On December 7th, Shawn Thornton of the Boston Bruins attacked Brooks Orpik of the Pittsburgh Penguins from behind during a stoppage of play. Thornton’s actions resulted in Orpik being thrown to the ice and having to be removed from the ice by means of a stretcher.
For that incident, Thornton received a 15-game suspension from Director of Player Safety, Brendan Shanhan. With the decision marking the first suspension handed down by Shanahan that exceeds 10-games, it brings to mind some other notable suspensions in hockey history. Since the year 2000, six-incidents warrant a look back.
What started as Scott picking a fight and pushing Phil Kessel around, with Kessel responding by using his stick in defense, turned into Clarkson entering the ice to fight Scott. A massive pileup ensued where even the goalies got involved.

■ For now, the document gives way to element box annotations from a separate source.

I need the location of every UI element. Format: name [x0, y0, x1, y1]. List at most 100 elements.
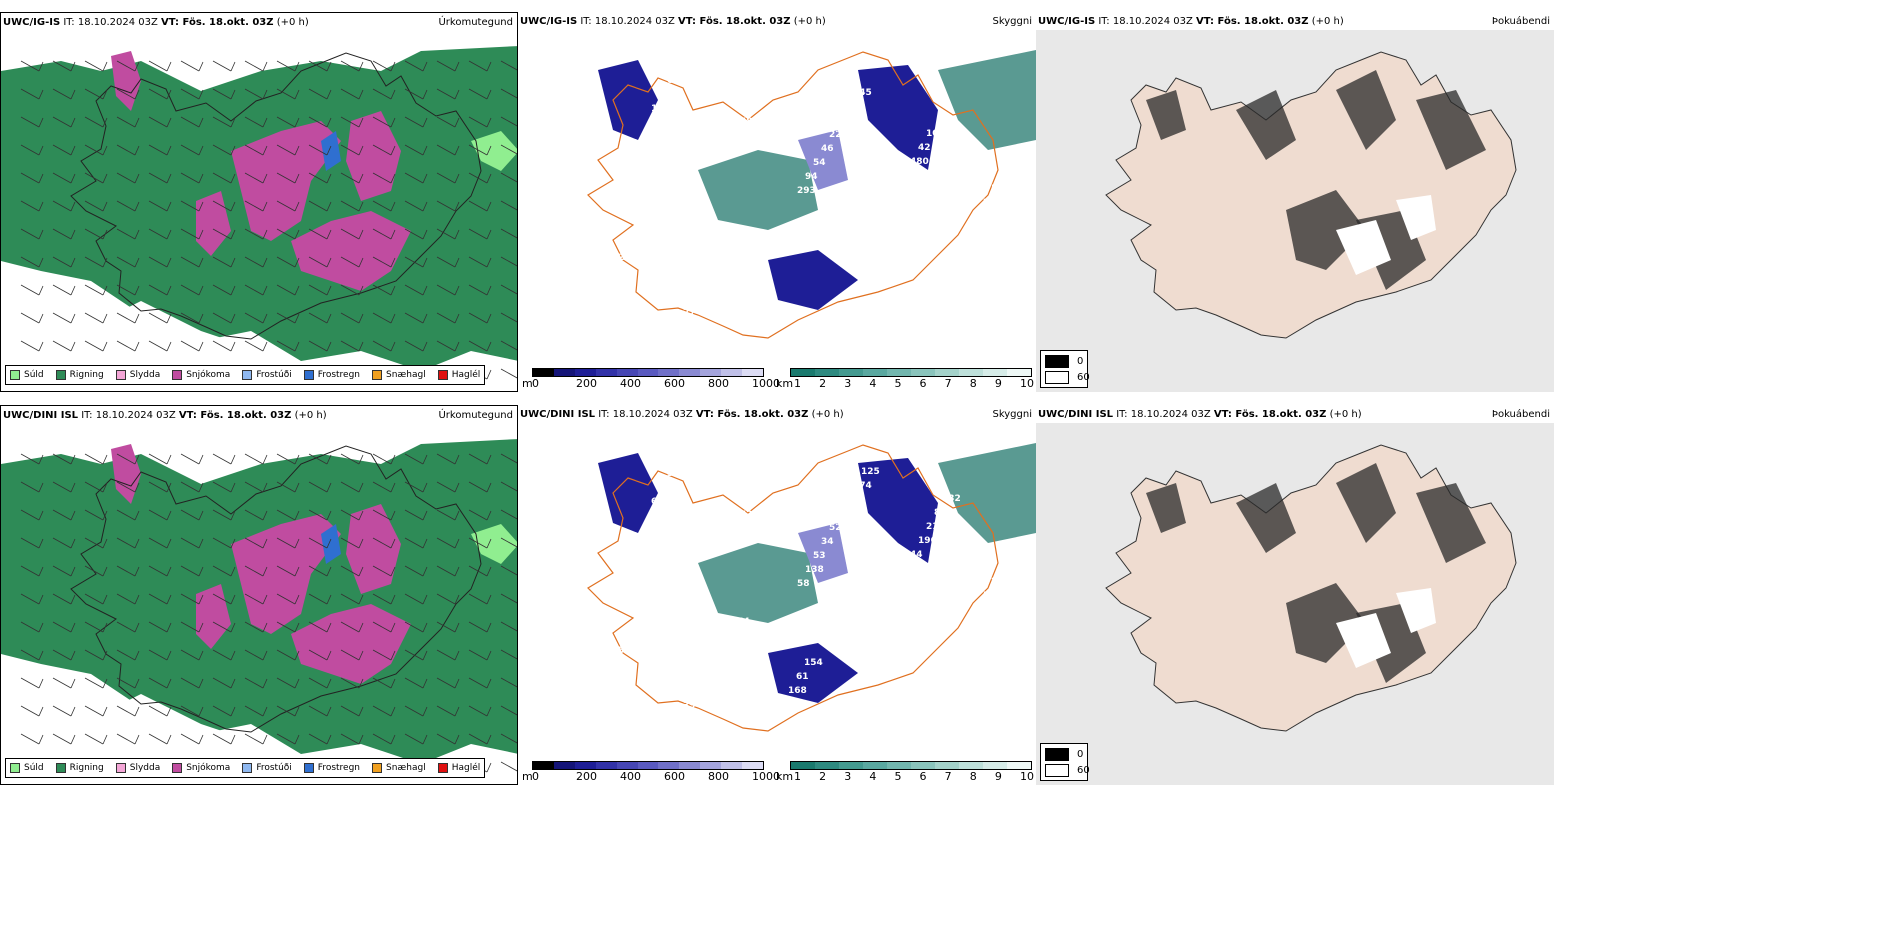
wind-barb	[468, 733, 492, 745]
wind-barb	[84, 677, 108, 689]
cloud-base-value: 52	[740, 510, 753, 520]
wind-barb	[52, 312, 76, 324]
cloud-base-value: 274	[853, 481, 872, 491]
legend-label: Súld	[24, 370, 44, 380]
panel-header: UWC/IG-IS IT: 18.10.2024 03Z VT: Fös. 18…	[1038, 16, 1344, 27]
wind-barb	[436, 537, 460, 549]
colorbar-segment	[815, 369, 839, 376]
wind-barb	[180, 677, 204, 689]
fog-map	[1036, 30, 1554, 392]
legend-label: Snæhagl	[386, 370, 426, 380]
colorbar-tick: 6	[919, 770, 927, 783]
colorbar-segment	[637, 369, 659, 376]
wind-barb	[500, 593, 517, 604]
colorbar-segment	[616, 762, 638, 769]
wind-barb	[244, 312, 268, 324]
panel-title: Úrkomutegund	[438, 410, 513, 421]
colorbar-segment	[1007, 369, 1031, 376]
cloud-base-value: 226	[829, 130, 848, 140]
panel-title: Skyggni	[992, 16, 1032, 27]
wind-barb	[340, 509, 364, 521]
wind-barb	[500, 649, 517, 660]
cloud-base-value: 293	[902, 171, 921, 181]
panel-header: UWC/DINI ISL IT: 18.10.2024 03Z VT: Fös.…	[520, 409, 844, 420]
wind-barb	[244, 621, 268, 633]
cloud-base-value: 189	[651, 104, 670, 114]
wind-barb	[372, 228, 396, 240]
precip-legend-item: Súld	[10, 763, 44, 773]
colorbar-strip	[532, 368, 764, 377]
wind-barb	[468, 256, 492, 268]
colorbar-segment	[983, 762, 1007, 769]
wind-barb	[212, 649, 236, 661]
colorbar-tick: 5	[894, 770, 902, 783]
wind-barb	[148, 537, 172, 549]
colorbar-segment	[742, 369, 763, 376]
colorbar-tick: 600	[664, 770, 685, 783]
precip-area	[291, 211, 411, 291]
wind-barb	[244, 144, 268, 156]
wind-barb	[372, 60, 396, 72]
cloud-base-value: 271	[870, 620, 889, 630]
wind-barb	[116, 481, 140, 493]
wind-barb	[212, 677, 236, 689]
wind-barb	[20, 228, 44, 240]
wind-barb	[308, 60, 332, 72]
wind-barb	[84, 284, 108, 296]
colorbar-segment	[574, 762, 596, 769]
wind-barb	[372, 144, 396, 156]
cloud-base-value: 108	[926, 129, 945, 139]
cloud-base-value: 166	[943, 661, 962, 671]
cloud-area	[698, 150, 818, 230]
fog-swatch-high	[1045, 371, 1069, 384]
wind-barb	[212, 481, 236, 493]
wind-barb	[20, 621, 44, 633]
precip-map	[1, 46, 517, 380]
precip-area	[231, 121, 341, 241]
wind-barb	[436, 60, 460, 72]
colorbar-tick: 200	[576, 377, 597, 390]
wind-barb	[500, 481, 517, 492]
wind-barb	[276, 593, 300, 605]
wind-barb	[340, 565, 364, 577]
wind-barb	[116, 200, 140, 212]
fog-dark-area	[1146, 483, 1186, 533]
wind-barb	[372, 649, 396, 661]
wind-barb	[244, 88, 268, 100]
cloud-base-value: 67	[651, 497, 664, 507]
wind-barb	[180, 733, 204, 745]
precip-legend-item: Snjókoma	[172, 370, 230, 380]
cloud-base-value: 52	[650, 590, 663, 600]
wind-barb	[340, 284, 364, 296]
wind-barb	[180, 593, 204, 605]
colorbar-segment	[839, 762, 863, 769]
colorbar-tick: 1	[794, 770, 801, 783]
cloud-base-value: 103	[626, 239, 645, 249]
colorbar-tick: 3	[844, 770, 852, 783]
wind-barb	[180, 340, 204, 352]
wind-barb	[340, 593, 364, 605]
wind-barb	[52, 733, 76, 745]
wind-barb	[180, 453, 204, 465]
fog-dark-area	[1416, 483, 1486, 563]
wind-barb	[116, 228, 140, 240]
cloud-base-value: 92	[772, 714, 785, 724]
cloud-base-value: 70	[724, 538, 737, 548]
cloud-area	[798, 523, 848, 583]
colorbar-tick: 0	[532, 377, 539, 390]
wind-barb	[500, 60, 517, 71]
cloud-base-value: 34	[821, 537, 834, 547]
legend-label: Frostregn	[317, 763, 361, 773]
wind-barb	[212, 144, 236, 156]
wind-barb	[404, 144, 428, 156]
wind-barb	[372, 537, 396, 549]
precip-legend-item: Haglél	[437, 763, 480, 773]
wind-barb	[372, 256, 396, 268]
cloud-base-value: 52	[869, 713, 882, 723]
wind-barb	[180, 312, 204, 324]
precip-legend-item: Rigning	[55, 370, 104, 380]
wind-barb	[436, 88, 460, 100]
wind-barb	[404, 88, 428, 100]
wind-barb	[436, 340, 460, 352]
wind-barb	[500, 565, 517, 576]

NHL rules state that leaving the bench for the purpose of fighting is an automatic 10-game suspension and forfeiture of $269 230.80. Due to the fact it was in the preseason, Clarkson was allowed to finish the preseason before serving the suspension. Kessel received a 3-game suspension for his actions in which he slashed Scott like his stick was an axe to chop down a tree.

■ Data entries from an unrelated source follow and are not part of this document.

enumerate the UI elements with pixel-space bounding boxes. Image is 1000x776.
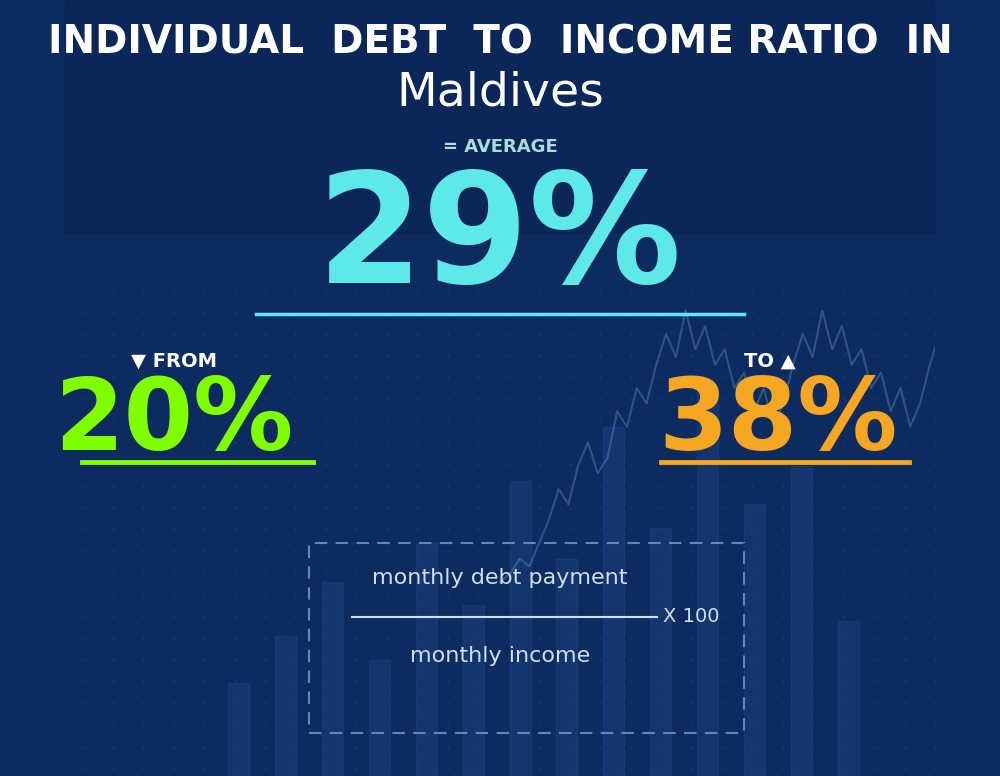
- Bar: [744, 504, 765, 776]
- Bar: [838, 621, 859, 776]
- Bar: [556, 559, 577, 776]
- Text: = AVERAGE: = AVERAGE: [443, 138, 557, 157]
- Text: 20%: 20%: [54, 374, 293, 471]
- Bar: [463, 605, 484, 776]
- Bar: [603, 427, 624, 776]
- Bar: [322, 582, 343, 776]
- Text: monthly debt payment: monthly debt payment: [372, 568, 628, 588]
- Bar: [697, 388, 718, 776]
- Bar: [650, 528, 671, 776]
- Bar: [275, 636, 296, 776]
- Bar: [309, 543, 744, 733]
- Text: ▼ FROM: ▼ FROM: [131, 352, 217, 370]
- Text: INDIVIDUAL  DEBT  TO  INCOME RATIO  IN: INDIVIDUAL DEBT TO INCOME RATIO IN: [48, 24, 952, 61]
- Bar: [510, 481, 531, 776]
- Bar: [416, 543, 437, 776]
- Text: 29%: 29%: [317, 166, 683, 315]
- Bar: [228, 683, 249, 776]
- Text: 38%: 38%: [659, 374, 898, 471]
- Bar: [369, 660, 390, 776]
- Bar: [791, 466, 812, 776]
- Bar: [65, 0, 935, 233]
- Text: X 100: X 100: [663, 608, 720, 626]
- Text: Maldives: Maldives: [396, 71, 604, 116]
- Text: monthly income: monthly income: [410, 646, 590, 666]
- Text: TO ▲: TO ▲: [744, 352, 796, 370]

On April 17th, 2012, Raffi Torres of the Phoenix Coyotes skated through the neutral zone and left his feet in the process of hitting Marian Hossa of the Chicago Blackhawks. In doing so, he received a 25-game suspension, which was later reduced to 21-games upon appeal.
Hossa had just passed the puck near his bench and looked to make a change when Torres, out of nowhere, leapt and jarred his shoulder right into Hossa’s head. Hossa, who suffered a concussion from the illegal hit, had to be removed on a stretcher, with Torres receiving no penalty on the play.

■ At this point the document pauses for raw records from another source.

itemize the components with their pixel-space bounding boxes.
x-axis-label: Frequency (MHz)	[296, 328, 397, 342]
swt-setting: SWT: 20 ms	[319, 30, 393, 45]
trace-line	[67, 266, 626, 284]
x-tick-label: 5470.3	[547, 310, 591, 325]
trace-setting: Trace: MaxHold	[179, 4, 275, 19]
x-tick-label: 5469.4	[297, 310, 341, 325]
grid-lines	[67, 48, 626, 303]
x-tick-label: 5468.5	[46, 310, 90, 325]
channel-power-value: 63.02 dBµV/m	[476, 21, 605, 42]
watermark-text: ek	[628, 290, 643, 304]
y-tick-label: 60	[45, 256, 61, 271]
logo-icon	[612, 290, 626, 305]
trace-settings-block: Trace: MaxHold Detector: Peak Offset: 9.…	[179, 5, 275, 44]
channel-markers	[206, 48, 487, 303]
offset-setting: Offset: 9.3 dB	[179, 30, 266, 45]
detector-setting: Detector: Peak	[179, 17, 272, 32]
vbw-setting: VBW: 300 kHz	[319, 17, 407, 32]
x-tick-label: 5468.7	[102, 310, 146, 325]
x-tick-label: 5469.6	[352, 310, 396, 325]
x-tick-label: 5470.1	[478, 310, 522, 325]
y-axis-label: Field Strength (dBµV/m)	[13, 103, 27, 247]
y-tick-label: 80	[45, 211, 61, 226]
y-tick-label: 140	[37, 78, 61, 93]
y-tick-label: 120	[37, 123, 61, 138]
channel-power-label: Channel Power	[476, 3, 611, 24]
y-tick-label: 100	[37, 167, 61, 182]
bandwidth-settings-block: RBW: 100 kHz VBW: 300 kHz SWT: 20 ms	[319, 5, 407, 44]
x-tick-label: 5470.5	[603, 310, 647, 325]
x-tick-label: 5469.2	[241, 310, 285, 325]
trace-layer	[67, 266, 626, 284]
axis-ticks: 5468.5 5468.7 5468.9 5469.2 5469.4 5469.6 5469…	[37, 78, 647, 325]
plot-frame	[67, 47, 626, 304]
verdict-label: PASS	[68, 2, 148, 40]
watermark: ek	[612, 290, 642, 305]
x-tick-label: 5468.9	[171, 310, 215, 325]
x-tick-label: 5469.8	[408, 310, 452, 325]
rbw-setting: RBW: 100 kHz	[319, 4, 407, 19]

Torres also recived a suspension during the second round of the 2012 Stanley Cup Playoffs, as a member of the San Jose Sharks. This time, for a hit to the head of Los Angeles Kings forward Jarret Stoll.
Just a few months later, Simon was at it again. This time, he received a 30-game suspension for stomping Pittsburgh Penguins forward Jarkko Ruutu’s leg with his skate.
The incident started during a stoppage in play with Simon and Tim Jackman going to the bench. Jackman and Ruutu exchanged words before Simon skated over and pulled Ruutu’s leg out of the bench and stomped it.
Simon’s ugly actions resulted in a match penalty and game misconduct. Simon has received 8-suspensions in his career for a total of a whopping 65-games. This begs the question: How many suspensions are enough to warrant a more permanent solution?
On February 14th of that year, Vancouver’s Markus Naslund, the NHL leading scorer, was hit from behind and received a concussion at the hands of Steve Moore. With no call on the play, Canucks player called him out in the media, in addition to Brad May issuing a bounty on him.
With NHL Commissioner Gary Bettman in attendance on March 3rd, the game resulted in a 5-5 tie with no incident. Five-days later, however, things were less than calm in the rematch. Several Vancouver players made it a point to go after Moore. Eventually, Matt Cooke was able to get Moore to fight him in the first-period.
Late in the third-period, Todd Burtuzzi left the Canucks bench and began skating after Moore. After Moore refused to drop the gloves, Burtuzzi punched Moore in the back of the head, forcing him face first into the ice. The immediate response had four-other players pile up on the already injured Moore. Burtuzzi was given a match penalty and received a 20-game suspension.
His suspension was extended by the International Ice Hockey Federation to cover all of the 2004-2005 lockout to prevent him from playing in Europe. Steve Moore suffered 3-fractured vertebrae in the neck, a grade-concussion, and facial lacerations. Moore has yet to play another game in the NHL.
As a result of these on-ice incidents, it’s safe to say that if somebody injures an opponent in attempt to get even, or even by suffering a major lapse in judgment, the punishment should be stiff. Shawn Thornton absolutely deserved his 15-game suspension for his attack on Orpik.
Despite the NHL stepping up their disciplinary actions in the last few years, Shawn Thornton has remained the definition of a guy who is an enforcer in the league; one who goes about it the right way to boot. Unfortunately, it caught up to him this time by crossing the line on this latest incident.
Enforcers still have a place in the game so long as the etiquette is obeyed. Players like Shawn Thornton are not dangerous players. This ugly set of events, however, prove that it can happen to anyone.